WHY ARE TOO MANY FUNDS A WASTE ?

1.Diversification is healthy only up to a reasonable extent and works against you if you overdo it. 
2. After a point, having more funds may not offer any extra value to your portfolio, as you can only reduce risk to a certain extent, beyond which there is no extra benefit. 
3. While a single fund portfolio has the highest standard deviation – giving biggest gains or suffering heaviest losses – addition of funds brings down standard deviation significantly, thus reducing the risk.
4. However, after reaching a critical number - around 5 - a portfolio’s standard deviation remains pretty much the same regardless of the number of funds added. 
5. Also, it is much more difficult to keep track of your investments when you over-diversify, and the true returns of good schemes will also not get reflected because their contribution will be diluted by the underperformers.

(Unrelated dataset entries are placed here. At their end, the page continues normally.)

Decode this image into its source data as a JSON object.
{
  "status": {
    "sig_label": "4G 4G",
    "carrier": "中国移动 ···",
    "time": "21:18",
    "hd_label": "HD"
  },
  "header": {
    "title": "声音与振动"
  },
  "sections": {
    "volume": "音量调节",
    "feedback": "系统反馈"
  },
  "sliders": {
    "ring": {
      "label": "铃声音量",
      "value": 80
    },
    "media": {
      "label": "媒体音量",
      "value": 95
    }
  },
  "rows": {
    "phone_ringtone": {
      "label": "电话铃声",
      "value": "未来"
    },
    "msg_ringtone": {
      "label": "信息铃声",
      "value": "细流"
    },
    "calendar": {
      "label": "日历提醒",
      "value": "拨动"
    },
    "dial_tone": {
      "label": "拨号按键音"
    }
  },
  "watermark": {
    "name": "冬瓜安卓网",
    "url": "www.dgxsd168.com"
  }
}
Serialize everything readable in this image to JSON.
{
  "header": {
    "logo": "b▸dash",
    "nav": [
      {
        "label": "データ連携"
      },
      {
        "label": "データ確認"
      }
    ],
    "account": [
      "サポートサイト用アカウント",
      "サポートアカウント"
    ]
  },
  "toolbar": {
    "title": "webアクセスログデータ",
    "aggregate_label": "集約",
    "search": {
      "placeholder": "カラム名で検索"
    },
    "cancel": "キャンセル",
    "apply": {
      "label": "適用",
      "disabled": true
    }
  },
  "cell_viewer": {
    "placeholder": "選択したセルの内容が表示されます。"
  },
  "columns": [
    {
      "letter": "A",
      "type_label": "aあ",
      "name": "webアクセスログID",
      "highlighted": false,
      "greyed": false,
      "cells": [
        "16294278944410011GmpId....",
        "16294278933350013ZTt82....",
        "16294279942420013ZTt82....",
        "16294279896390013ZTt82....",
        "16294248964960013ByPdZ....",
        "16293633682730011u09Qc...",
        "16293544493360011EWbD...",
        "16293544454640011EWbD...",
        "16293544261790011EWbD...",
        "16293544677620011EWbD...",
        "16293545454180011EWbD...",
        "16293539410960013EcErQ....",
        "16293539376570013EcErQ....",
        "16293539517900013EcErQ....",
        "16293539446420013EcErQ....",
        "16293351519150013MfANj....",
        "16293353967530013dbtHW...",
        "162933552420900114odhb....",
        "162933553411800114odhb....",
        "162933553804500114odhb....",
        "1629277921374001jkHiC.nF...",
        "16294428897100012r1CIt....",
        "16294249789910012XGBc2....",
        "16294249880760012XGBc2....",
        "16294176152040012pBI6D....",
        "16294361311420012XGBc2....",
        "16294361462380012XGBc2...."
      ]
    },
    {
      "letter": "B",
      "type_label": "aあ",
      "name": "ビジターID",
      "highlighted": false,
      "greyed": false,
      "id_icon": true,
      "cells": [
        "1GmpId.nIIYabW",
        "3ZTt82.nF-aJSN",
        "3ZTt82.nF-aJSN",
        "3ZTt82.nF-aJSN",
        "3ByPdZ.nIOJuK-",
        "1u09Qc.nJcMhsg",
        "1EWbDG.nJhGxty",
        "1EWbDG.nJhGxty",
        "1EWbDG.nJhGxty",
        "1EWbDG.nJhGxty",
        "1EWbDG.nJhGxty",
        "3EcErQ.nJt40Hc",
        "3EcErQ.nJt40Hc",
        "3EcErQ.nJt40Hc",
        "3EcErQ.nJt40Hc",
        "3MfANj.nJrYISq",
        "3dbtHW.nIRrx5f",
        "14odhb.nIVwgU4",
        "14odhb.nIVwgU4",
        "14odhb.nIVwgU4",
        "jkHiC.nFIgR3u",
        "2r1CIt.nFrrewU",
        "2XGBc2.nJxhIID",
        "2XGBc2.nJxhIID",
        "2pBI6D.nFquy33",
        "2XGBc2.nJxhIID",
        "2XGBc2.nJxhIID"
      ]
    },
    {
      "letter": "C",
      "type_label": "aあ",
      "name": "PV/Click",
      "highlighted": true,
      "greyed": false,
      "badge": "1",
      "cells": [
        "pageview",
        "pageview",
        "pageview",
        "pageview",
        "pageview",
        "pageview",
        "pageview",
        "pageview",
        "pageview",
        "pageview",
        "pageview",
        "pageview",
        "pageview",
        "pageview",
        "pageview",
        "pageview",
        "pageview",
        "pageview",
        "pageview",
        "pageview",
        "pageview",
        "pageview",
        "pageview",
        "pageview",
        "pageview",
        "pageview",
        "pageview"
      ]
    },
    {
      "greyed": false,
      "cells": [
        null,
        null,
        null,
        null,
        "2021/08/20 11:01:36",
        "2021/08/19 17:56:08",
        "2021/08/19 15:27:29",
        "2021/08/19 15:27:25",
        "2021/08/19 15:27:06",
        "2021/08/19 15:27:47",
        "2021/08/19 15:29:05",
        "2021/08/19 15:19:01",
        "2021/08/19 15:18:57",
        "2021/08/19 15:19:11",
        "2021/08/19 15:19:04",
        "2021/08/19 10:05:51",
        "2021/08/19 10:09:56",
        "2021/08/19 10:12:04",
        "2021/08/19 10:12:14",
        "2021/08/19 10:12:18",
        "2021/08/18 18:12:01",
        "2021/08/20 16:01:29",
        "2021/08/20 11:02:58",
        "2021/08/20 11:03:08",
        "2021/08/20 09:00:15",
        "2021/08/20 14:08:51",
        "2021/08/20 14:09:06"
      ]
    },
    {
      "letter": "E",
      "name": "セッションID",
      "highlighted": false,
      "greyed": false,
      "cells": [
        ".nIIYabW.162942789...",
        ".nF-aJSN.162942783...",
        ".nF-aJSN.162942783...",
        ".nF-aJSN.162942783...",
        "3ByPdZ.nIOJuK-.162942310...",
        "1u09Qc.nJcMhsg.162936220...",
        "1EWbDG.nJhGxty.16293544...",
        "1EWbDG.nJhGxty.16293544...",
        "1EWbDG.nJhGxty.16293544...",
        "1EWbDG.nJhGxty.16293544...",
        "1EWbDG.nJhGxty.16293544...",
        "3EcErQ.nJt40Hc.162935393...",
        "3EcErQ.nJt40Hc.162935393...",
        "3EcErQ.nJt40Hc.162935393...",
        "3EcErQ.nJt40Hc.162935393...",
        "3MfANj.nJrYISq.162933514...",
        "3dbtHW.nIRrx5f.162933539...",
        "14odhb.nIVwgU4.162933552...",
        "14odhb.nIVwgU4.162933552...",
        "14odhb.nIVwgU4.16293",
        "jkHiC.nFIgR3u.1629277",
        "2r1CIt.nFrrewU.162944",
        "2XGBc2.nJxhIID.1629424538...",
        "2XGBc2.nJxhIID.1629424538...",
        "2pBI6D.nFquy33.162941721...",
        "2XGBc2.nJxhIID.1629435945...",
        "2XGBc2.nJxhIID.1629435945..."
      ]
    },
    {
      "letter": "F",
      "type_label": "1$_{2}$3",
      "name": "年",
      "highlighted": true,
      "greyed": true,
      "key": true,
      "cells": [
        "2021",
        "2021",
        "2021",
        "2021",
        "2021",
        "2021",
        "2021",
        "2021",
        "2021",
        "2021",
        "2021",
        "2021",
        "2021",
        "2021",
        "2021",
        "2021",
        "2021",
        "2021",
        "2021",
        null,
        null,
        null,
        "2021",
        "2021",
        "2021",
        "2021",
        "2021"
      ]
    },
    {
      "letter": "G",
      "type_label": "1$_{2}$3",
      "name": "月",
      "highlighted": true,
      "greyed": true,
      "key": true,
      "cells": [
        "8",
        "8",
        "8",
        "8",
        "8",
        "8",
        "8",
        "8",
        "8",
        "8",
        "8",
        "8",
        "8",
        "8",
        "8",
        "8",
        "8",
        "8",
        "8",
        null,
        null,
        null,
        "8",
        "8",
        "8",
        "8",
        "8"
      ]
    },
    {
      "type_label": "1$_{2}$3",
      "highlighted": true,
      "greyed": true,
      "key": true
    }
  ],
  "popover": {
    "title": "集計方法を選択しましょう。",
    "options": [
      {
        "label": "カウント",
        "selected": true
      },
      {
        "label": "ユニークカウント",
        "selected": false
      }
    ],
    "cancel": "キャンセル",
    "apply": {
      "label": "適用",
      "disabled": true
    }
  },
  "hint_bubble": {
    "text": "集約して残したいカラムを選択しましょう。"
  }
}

6. Further, there is high chance of duplication and overlapping, as an average diversified mutual fund invests in 40-50 stocks, and two funds from the same category are likely to invest in the same companies and sectors, thus preventing diversification of underlying stocks.
7. Even in a diverse mix of funds, don’t rely on a single fund manager or team, and diversify across fund houses, so that your portfolio health will not be affected even if any fund house goes through a downturn in performance across its schemes for any reasons unique to it.
8. If you diversify too much, you might not lose much, but you won’t gain much either.